Ida Vitale recibió el Premio Cervantes

La poetisa uruguaya Ida Vitale reivindicó este martes, tras recoger el Premio Cervantes, la poesía del Quijote, cuya locura consideró como “frenesí poético”, y aseguró que su “devoción cervantina carece de todo misterio”. Vitale realizó estas apreciaciones en su discurso durante la ceremonia del Premio Cervantes que presiden los reyes españoles en el Paraninfo de la Universidad de Alcalá de Henares (Madrid). El premio le fue entregado por el propio monarca, Felipe VI. La escritora dijo en la ocasión que más que leer “nada” le gustaría “abrazar, decir cosas que me salieran del alma”.
“Muchas veces lo que llamamos locura del Quijote, podría ser visto como irrupción de un frenesí poético, no subrayado como tal por Cervantes, un novelista que tuvo a la poesía por su principal respeto”, agregó.
La artista también recordó en su discurso cómo llegó a la obra de Cervantes y se declaró agradecida y emocionada por recibir el galardón que, dijo, le ha llegado tarde.

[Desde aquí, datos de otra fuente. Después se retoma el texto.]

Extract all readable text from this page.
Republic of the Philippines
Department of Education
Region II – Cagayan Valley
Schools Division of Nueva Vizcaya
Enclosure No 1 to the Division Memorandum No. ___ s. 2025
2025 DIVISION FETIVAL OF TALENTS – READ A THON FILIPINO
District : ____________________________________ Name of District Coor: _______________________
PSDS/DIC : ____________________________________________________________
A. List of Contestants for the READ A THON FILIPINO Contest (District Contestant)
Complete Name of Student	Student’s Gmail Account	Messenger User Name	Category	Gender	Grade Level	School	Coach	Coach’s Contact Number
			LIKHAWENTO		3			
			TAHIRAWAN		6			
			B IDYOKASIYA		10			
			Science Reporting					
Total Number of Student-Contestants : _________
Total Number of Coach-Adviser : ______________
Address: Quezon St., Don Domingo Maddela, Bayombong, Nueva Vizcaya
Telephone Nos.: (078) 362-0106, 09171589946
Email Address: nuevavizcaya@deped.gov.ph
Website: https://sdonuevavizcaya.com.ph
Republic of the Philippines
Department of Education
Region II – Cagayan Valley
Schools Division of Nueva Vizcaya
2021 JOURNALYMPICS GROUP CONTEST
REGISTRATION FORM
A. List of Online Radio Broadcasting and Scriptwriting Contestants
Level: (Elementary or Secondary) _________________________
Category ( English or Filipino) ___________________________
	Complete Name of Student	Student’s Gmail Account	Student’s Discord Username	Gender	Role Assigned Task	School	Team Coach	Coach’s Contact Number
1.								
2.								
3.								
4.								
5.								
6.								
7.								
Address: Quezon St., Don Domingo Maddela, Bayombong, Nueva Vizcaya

“Mi devoción cervantina carece de todo misterio. Mis lecturas del Quijote, con excepción de la determinada por los programas del liceo, fueron libres y tardías”, rememoró al escritora, de 95 años. Según confesó, supo de don Quijote “por una gran pileta que, sin duda regalo de España, lucía en el primer patio de mi escuela. Allí nos amontonábamos en el recreo en busca de agua”.

Devocionario
Vitale narró que sus lecturas del Quijote fueron “libres y tardías”. Pero se convirtió en una “devoción total” cuando intimó “con aquella pareja española tan tiernamente compatible, entre sí y con una lectora inocente y deseosa de amistades literarias a su alcance, ese Quijote y ese Sancho que hablaban de ‘otra’ manera”.
Dijo que ese fue un lenguaje que aceptó “de inmediato”: “me integraba a un mundo en el que, sola, me sentía acompañada, capaz de manejarme en él como si fuese el mío propio”, recalcó la poetisa.
Ida Vitale también señaló que pocos personajes han sido más “habitados” por la realidad que el del creado por Cervantes. “Porque aun lo que es astuta malquerencia vestida de supuestas precipitaciones mágicas, tiene detrás acciones de criaturas humanas, que pueden ser malignas y burlonas, pero siempre comprensibles, terrestres y sin inexplicables auxilios divinos”, arguyó.
Lo que sí quiso “disculpar” de lo sostenido por don Quijote, cuyos pensamientos generalmente “acata”, es que “no hay poeta que no sea arrogante y piense de sí que es el mayor poeta del mundo”. “No es mi caso, puedo asegurarlo. Sin duda, don Quijote no imaginó jamás que ese género femenino al que se consideraba por oficio llamado a honrar y defender, pudiera caer en tan osada pretensión. Y en eso, estoy segura que acertó”, dijo. “Quería hacerme perdonar la audacia de venir aquí y a este lugar meterme a hablar del Cervantes”, concluyó.
Minutos antes de recibir el premio, la poeta reconoció que echaba de menos en esos momentos a su marido, Enrique Fierro, fallecido hace tres años. “Era un ayudador, sin él no habría hecho muchas de las cosas que he hecho, es el que me empujaba y me animaba a hacer las cosas”, añadió.